As marked by the Chinese lunar calendar, the holiday always falls on a night with a full moon, which is always at its biggest and brightest. The moon is an important part of the holiday because it symbolizes abundance, beauty, luck, and harmony between friends and family, as they gather under the night sky.
In East Asia, the outdoor festivities involve barbecues, lanterns, and incense, but one thing always stays the same: eating mooncakes and drinking green tea under the night sky. Mooncakes are round pastries that can be sweet or savory, differing by taste, color, texture, and filling depending on the region. But almost all the mooncakes are stuffed with a perfectly round egg yolk, to call more attention to the moon.

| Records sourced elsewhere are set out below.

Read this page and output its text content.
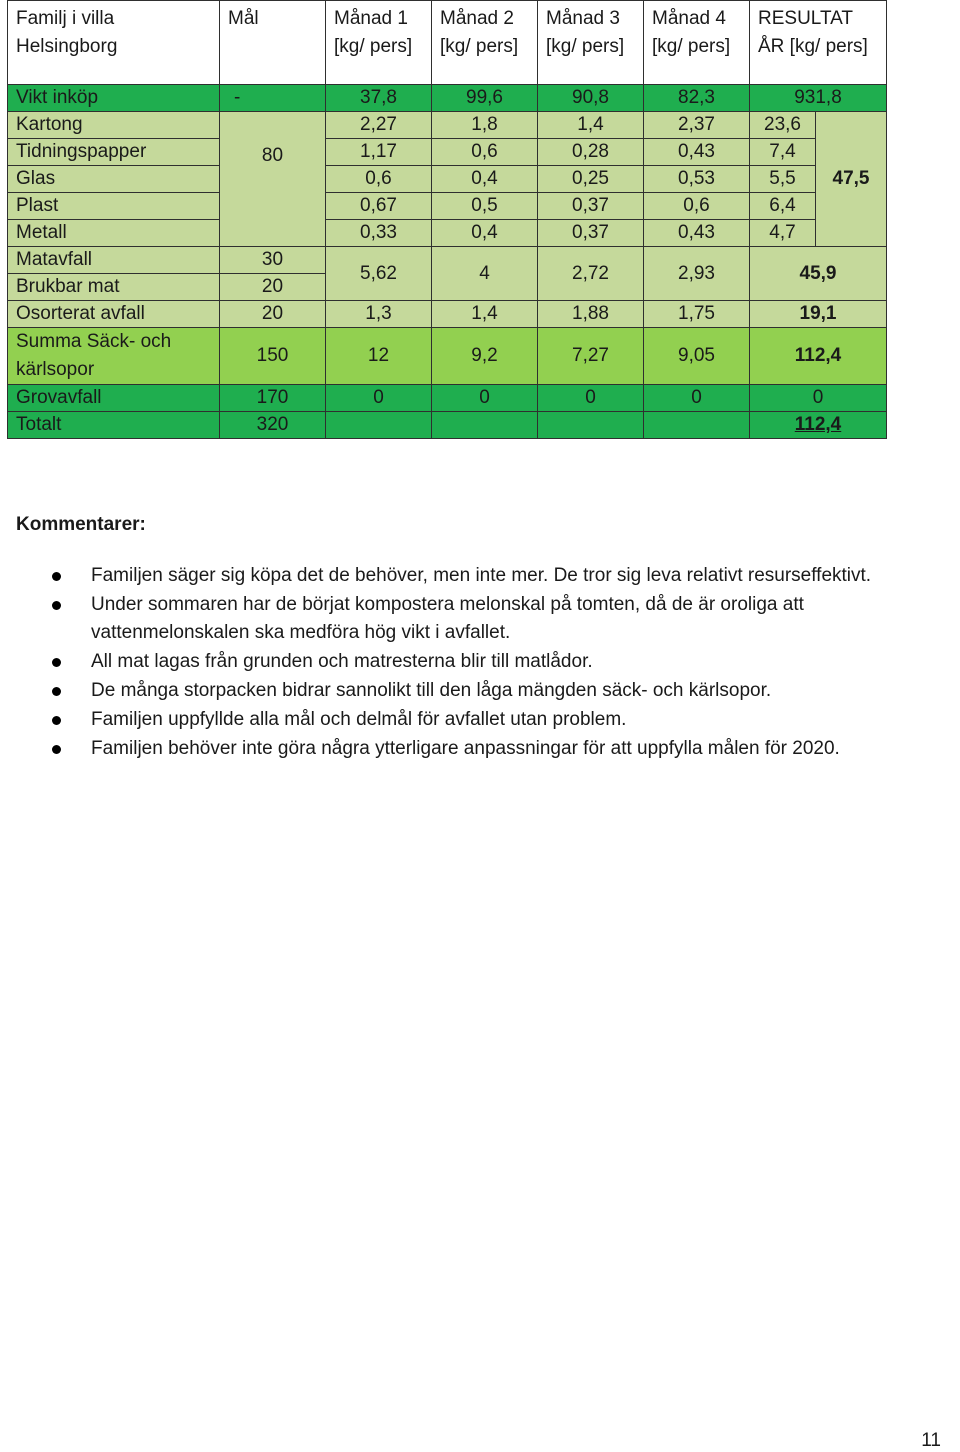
Familj i villa Helsingborg	Mål	Månad 1 [kg/ pers]	Månad 2 [kg/ pers]	Månad 3 [kg/ pers]	Månad 4 [kg/ pers]	RESULTAT ÅR [kg/ pers]	
Vikt inköp	-	37,8	99,6	90,8	82,3	931,8	
Kartong	80	2,27	1,8	1,4	2,37	23,6	47,5
Tidningspapper		1,17	0,6	0,28	0,43	7,4	
Glas		0,6	0,4	0,25	0,53	5,5	
Plast		0,67	0,5	0,37	0,6	6,4	
Metall		0,33	0,4	0,37	0,43	4,7	
Matavfall	30	5,62	4	2,72	2,93	45,9	
Brukbar mat	20						
Osorterat avfall	20	1,3	1,4	1,88	1,75	19,1	
Summa Säck- och kärlsopor	150	12	9,2	7,27	9,05	112,4	
Grovavfall	170	0	0	0	0	0	
Totalt	320					112,4	
Kommentarer:
Familjen säger sig köpa det de behöver, men inte mer. De tror sig leva relativt resurseffektivt.
Under sommaren har de börjat kompostera melonskal på tomten, då de är oroliga att vattenmelonskalen ska medföra hög vikt i avfallet.
All mat lagas från grunden och matresterna blir till matlådor.
De många storpacken bidrar sannolikt till den låga mängden säck- och kärlsopor.
Familjen uppfyllde alla mål och delmål för avfallet utan problem.
Familjen behöver inte göra några ytterligare anpassningar för att uppfylla målen för 2020.
11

I look forward to the Mid-Autumn Festival every year because its arrival means three things to me: 1) Indulging in mooncakes, a rare annual treat; 2) Welcoming the fresh energy (and hope) that comes with a new season; and 3) Reconnecting with my Chinese heritage. I was born in Taiwan, but I moved to the U.S. at a young age. Although English is technically my second language, it has become my first -- one that I think in, speak in, and write in on a daily basis. My childhood was spent adapting to the American language, education system, dress, and way of life. Even though I have a mostly westernized personality, I am proud to retain an easternized part (however small it may be). With my parents, I still speak Mandarin Chinese, I have kept my Chinese name, and I am not traumatized by seeing chicken feet on the table at dim sum.
Although I may not know the complexities of the Mid-Autumn Festival's origins or the nuances of the different Chinese myths and fairy tales surrounding it (...something about a rabbit living on the moon), I can still understand the cultural importance of being part of a bigger community, one that values reunion and relaxation. I am also reminded to be thankful for my parents, who could have decided to forget about the holidays. Instead, they realized that keeping certain aspects of my original culture and ethnicity was vital in helping me understand my history and shape my core self.
So as the chill tiptoes back into the air tonight and the sky descends into darkness, you'll find me beneath the moon -- snacking on pastries and remembering to be grateful for having a childhood that still honored my Chinese roots.
Share with me: What aspects of your ethnicity, heritage, or cultural background have you retained for yourself or your family?